It is known that F(x) is the generating function of the counting sequence of connected simple graphs with N vertices is given by:
$F(x) = x + x^2 + 2x^3 + 6x^4 + 21x^5 + 112x^6 + ...$
where the total number of connected graphs of $n$ vertices is obtained by the coefficient corresponding to $x^n$.
The question here is: How to find the series (or formula) to get the counting of connected simple graphs with $n$ vertices of maximum degree up to $P$? (generalizing with at least $1$ vertice with maximum degree equal to $P$)
For example, for $n = 5$ with $P=3$, we have $8$ connected graphs with at least $1$ vertice with maximum degree equal to $3$, and for $n = 5$ with $P=4$, we have $11$ connected graphs with at least $1$ vertice with maximum degree equal to $4$, as shown the degree distribution in the illustration below:
Follows a table of the count of the first groups of graphs according to the number of vertices and the maximum degree:
My question in brief is to determine the number of connected graphs with max. degree $P$ for a given number of Nodes $n$.

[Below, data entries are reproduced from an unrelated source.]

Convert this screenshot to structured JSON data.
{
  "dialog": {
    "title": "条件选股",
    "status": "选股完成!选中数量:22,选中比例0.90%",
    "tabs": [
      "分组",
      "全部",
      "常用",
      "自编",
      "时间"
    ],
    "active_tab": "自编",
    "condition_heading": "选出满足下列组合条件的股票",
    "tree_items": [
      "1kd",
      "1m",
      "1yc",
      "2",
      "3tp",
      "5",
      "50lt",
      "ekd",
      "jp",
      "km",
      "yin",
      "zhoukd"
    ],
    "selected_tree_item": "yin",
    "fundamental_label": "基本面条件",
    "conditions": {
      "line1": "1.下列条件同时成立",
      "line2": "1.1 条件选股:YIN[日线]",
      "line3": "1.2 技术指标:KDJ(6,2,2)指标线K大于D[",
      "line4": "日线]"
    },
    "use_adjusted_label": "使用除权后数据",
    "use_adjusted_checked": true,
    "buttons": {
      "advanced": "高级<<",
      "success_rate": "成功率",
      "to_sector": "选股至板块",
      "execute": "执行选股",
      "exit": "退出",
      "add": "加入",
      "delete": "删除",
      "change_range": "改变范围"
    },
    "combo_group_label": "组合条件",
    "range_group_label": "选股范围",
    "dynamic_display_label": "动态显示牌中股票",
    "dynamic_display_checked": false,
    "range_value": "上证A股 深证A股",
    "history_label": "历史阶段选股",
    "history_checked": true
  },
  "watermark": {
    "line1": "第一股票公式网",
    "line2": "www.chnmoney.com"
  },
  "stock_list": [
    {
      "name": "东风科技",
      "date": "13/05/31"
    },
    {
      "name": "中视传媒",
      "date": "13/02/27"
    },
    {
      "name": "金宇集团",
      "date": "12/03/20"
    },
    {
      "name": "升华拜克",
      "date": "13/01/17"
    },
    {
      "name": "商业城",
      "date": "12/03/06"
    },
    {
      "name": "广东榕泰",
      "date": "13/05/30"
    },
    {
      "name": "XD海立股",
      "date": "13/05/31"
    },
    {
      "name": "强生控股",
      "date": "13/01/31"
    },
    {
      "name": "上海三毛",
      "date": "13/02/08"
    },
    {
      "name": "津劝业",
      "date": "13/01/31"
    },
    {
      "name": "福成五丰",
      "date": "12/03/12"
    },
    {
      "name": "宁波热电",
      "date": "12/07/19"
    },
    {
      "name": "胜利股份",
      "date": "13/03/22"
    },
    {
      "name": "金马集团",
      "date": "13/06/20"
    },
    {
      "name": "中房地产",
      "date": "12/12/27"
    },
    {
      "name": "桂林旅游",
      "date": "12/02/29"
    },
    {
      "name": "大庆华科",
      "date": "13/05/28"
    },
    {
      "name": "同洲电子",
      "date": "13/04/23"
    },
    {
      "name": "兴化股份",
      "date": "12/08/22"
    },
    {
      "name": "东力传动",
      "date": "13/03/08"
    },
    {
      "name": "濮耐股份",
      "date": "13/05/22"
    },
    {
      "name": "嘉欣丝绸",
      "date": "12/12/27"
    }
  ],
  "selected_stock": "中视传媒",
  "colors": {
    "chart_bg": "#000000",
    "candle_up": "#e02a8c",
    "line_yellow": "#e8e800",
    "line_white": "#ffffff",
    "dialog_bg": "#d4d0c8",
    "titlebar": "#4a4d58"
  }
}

OBS: Do not get confused! the question does not include Disconnected Graphs, Digraphs, Labeled Graphs, number of cubic or quartic graphs!
Anyone know a solution to this intriguing problem? help me!
Note:
F(x) is the generating function of the counting sequence of connected structures, then the corresponding generating function G(x) of the counting sequence of all structures is given by:
$$G(x) = exp \sum_{k>=1} F(x^k)/k = \sum_{i=0} b_i x^k$$
Applying a variant of the Mobius inversion to equation above, it is possible to express F(x) in terms of G(x):
$$F(x) = exp \sum_{k>=1} [\mu(x)/k]log G(x^k) = \sum_{i=0} a_i x^k$$
Where $\mu$ stands for the Mobius function.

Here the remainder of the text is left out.